Johanna Böllmann, Capmo: I couldn’t do without LinkedIn, Twitter or WhatsApp. Of course the Capmo app is also a must. I primarily use LinkedIn for networking and inspiration. It’s extremely inspiring to me to see the stance taken by other professionals on specific topics and which campaigns have kicked off. Twitter is my number one news medium and a great way to get in contact with stakeholders. Because working in communications means I can’t do without communication, there’s no getting around WhatsApp.

Get out of your bubble!

Munich Startup: Which Munich event is a must?

Johanna Böllmann from Capmo: In addition to various meetups for marketing and PR, in Munich I most often participate in events from the women’s network Global Women in PR (GWPR) NextGen Muc and Global Digital Women (GDW). While GWPR focuses primarily on women in communication, GDW has women in digital professions in all industries.
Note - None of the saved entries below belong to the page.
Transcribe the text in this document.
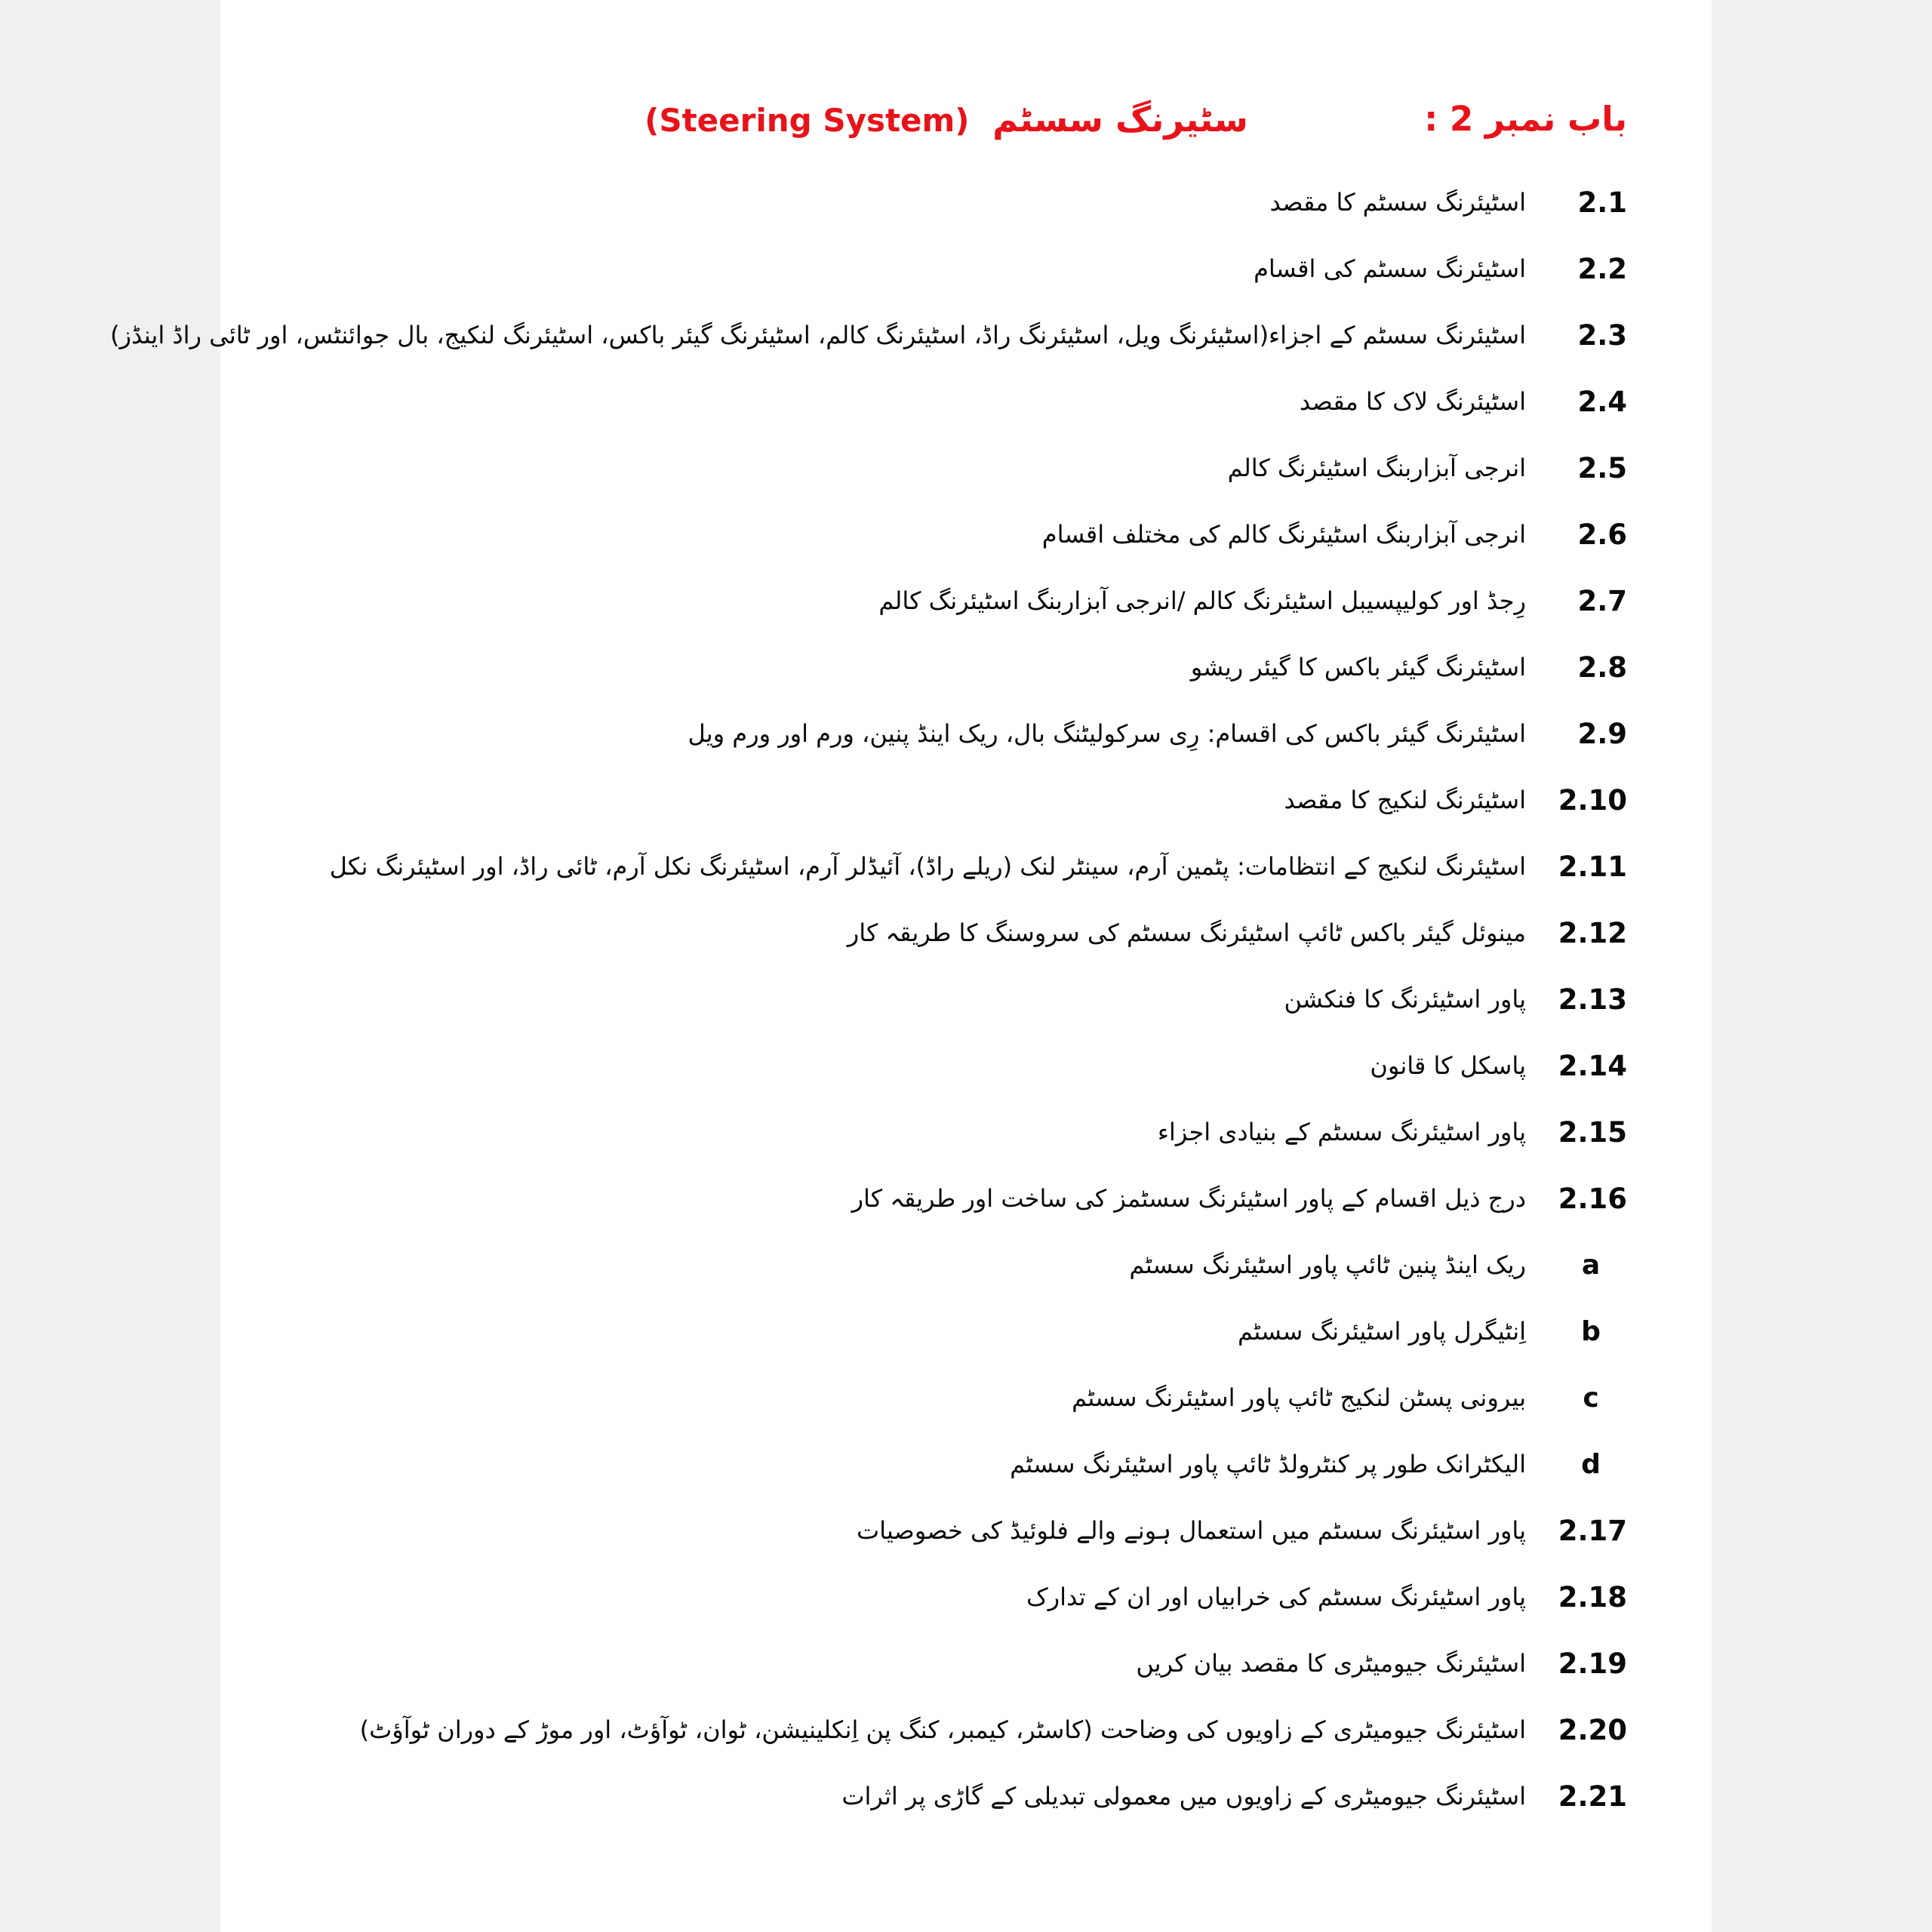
(Steering System) سٹیرنگ سسٹم	باب نمبر 2 :
اسٹیئرنگ سسٹم کا مقصد	2.1
اسٹیئرنگ سسٹم کی اقسام	2.2
اسٹیئرنگ سسٹم کے اجزاء(اسٹیئرنگ ویل، اسٹیئرنگ راڈ، اسٹیئرنگ کالم، اسٹیئرنگ گیئر باکس، اسٹیئرنگ لنکیج، بال جوائنٹس، اور ٹائی راڈ اینڈز)	2.3
اسٹیئرنگ لاک کا مقصد	2.4
انرجی آبزاربنگ اسٹیئرنگ کالم	2.5
انرجی آبزاربنگ اسٹیئرنگ کالم کی مختلف اقسام	2.6
رِجڈ اور کولیپسیبل اسٹیئرنگ کالم /انرجی آبزاربنگ اسٹیئرنگ کالم	2.7
اسٹیئرنگ گیئر باکس کا گیئر ریشو	2.8
اسٹیئرنگ گیئر باکس کی اقسام: رِی سرکولیٹنگ بال، ریک اینڈ پنین، ورم اور ورم ویل	2.9
اسٹیئرنگ لنکیج کا مقصد 2.10
اسٹیئرنگ لنکیج کے انتظامات: پٹمین آرم، سینٹر لنک (ریلے راڈ)، آئیڈلر آرم، اسٹیئرنگ نکل آرم، ٹائی راڈ، اور اسٹیئرنگ نکل 2.11
مینوئل گیئر باکس ٹائپ اسٹیئرنگ سسٹم کی سروسنگ کا طریقہ کار 2.12
پاور اسٹیئرنگ کا فنکشن 2.13
پاسکل کا قانون 2.14
پاور اسٹیئرنگ سسٹم کے بنیادی اجزاء 2.15
درج ذیل اقسام کے پاور اسٹیئرنگ سسٹمز کی ساخت اور طریقہ کار 2.16
ریک اینڈ پنین ٹائپ پاور اسٹیئرنگ سسٹم	a
اِنٹیگرل پاور اسٹیئرنگ سسٹم	b
بیرونی پسٹن لنکیج ٹائپ پاور اسٹیئرنگ سسٹم	c
الیکٹرانک طور پر کنٹرولڈ ٹائپ پاور اسٹیئرنگ سسٹم	d
پاور اسٹیئرنگ سسٹم میں استعمال ہونے والے فلوئیڈ کی خصوصیات 2.17
پاور اسٹیئرنگ سسٹم کی خرابیاں اور ان کے تدارک 2.18
اسٹیئرنگ جیومیٹری کا مقصد بیان کریں 2.19
اسٹیئرنگ جیومیٹری کے زاویوں کی وضاحت (کاسٹر، کیمبر، کنگ پن اِنکلینیشن، ٹوان، ٹوآؤٹ، اور موڑ کے دوران ٹوآؤٹ) 2.20
اسٹیئرنگ جیومیٹری کے زاویوں میں معمولی تبدیلی کے گاڑی پر اثرات 2.21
These events are a valuable source of inspiration for me and a brilliant platform for networking and sharing experience.

Munich Startup: What book would you recommend to other professionals in communication?

Johanna Böllmann from Capmo: I would recommend the book “Factfulness” by Hans Rosling. The book reminds us that we often have a false perception of our surroundings due to media, half-truths and prevailing public moods, and based on these we then make the wrong decisions. Keeping the idea in the back of your mind that the world out there maybe isn’t as bad as it seems in our bubbles and that other people think differently than we do is an important foundation for successful communication.

Walking meetings boost creativity

Munich Startup: What is your favorite kind of meeting?

Johanna Böllmann from Capmo: Just like Steve Jobs, Marc Zuckerberg and Barack Obama, I’m on team #walkingmeeting. When I’m looking for a brilliant headline or a new topic for a press release, I take a short walk and usually come up with a bright idea pretty quickly. Now that we’ve held our first walking meetings at Capmo, I can confirm that they boost creativity in meetings as well.

Munich Startup: What is your biggest stumbling block in daily business?

Johanna Böllmann from Capmo: Definitely the afternoon slump. Although I’m good at getting motivated early in the morning and late at night, I sometimes don’t have that spark of energy to get me going in the afternoon. Because I can flexibly plan my day at Capmo, I solve that problem by structuring my day accordingly.

I take care of tasks that require total concentration in the morning or evening. Then in the afternoon, I spend time on researching, corrections and things that otherwise get put off.

The afternoon slump solution

Munich Startup: What gives you a boost of motivation at work?

Johanna Böllmann from Capmo: When my motivation lets me know it wants to take a break, I play two jokers. First: I remind myself of our vision. Thinking about the goal and point of the work I do is probably the simplest and most effective motivational boost for me. With Capmo, we want to digitize the construction industry to make everyday work easier for thousands of site managers, architects and property developers. There is still a lot of work to do before we reach that goal — and that requires commitment from every one of us.

Second, I draw on the concept of “work first, then play.” As is probably the case for many PR professionals, my day is planned in minute detail. Knowing what I can look forward to after work really motivates me and helps me work effectively. If there’s a reminder of a reward in my appointment calendar, that motivates me to put in even more energy.

In the evening: Checking off tasks and an end-of-the-day ritual!

Munich Startup: How do you end your workday?

Johanna Böllmann from Capmo: Before I leave the office, I go back through my backlog in Asana and drag the completed tasks to the “Done” column. Those who, like me, were fans of checking off boxes on a classic to-do list: This feels pretty darn close. If some questions are still unanswered, I try to resolve them — otherwise they come and haunt me in my dreams. Then I plan the next morning in my head and prepare the information that’s needed. And then it’s finally time for my end-of-the-day ritual: I tidy up a bit, collect dishes from the day and transition into my off-duty time.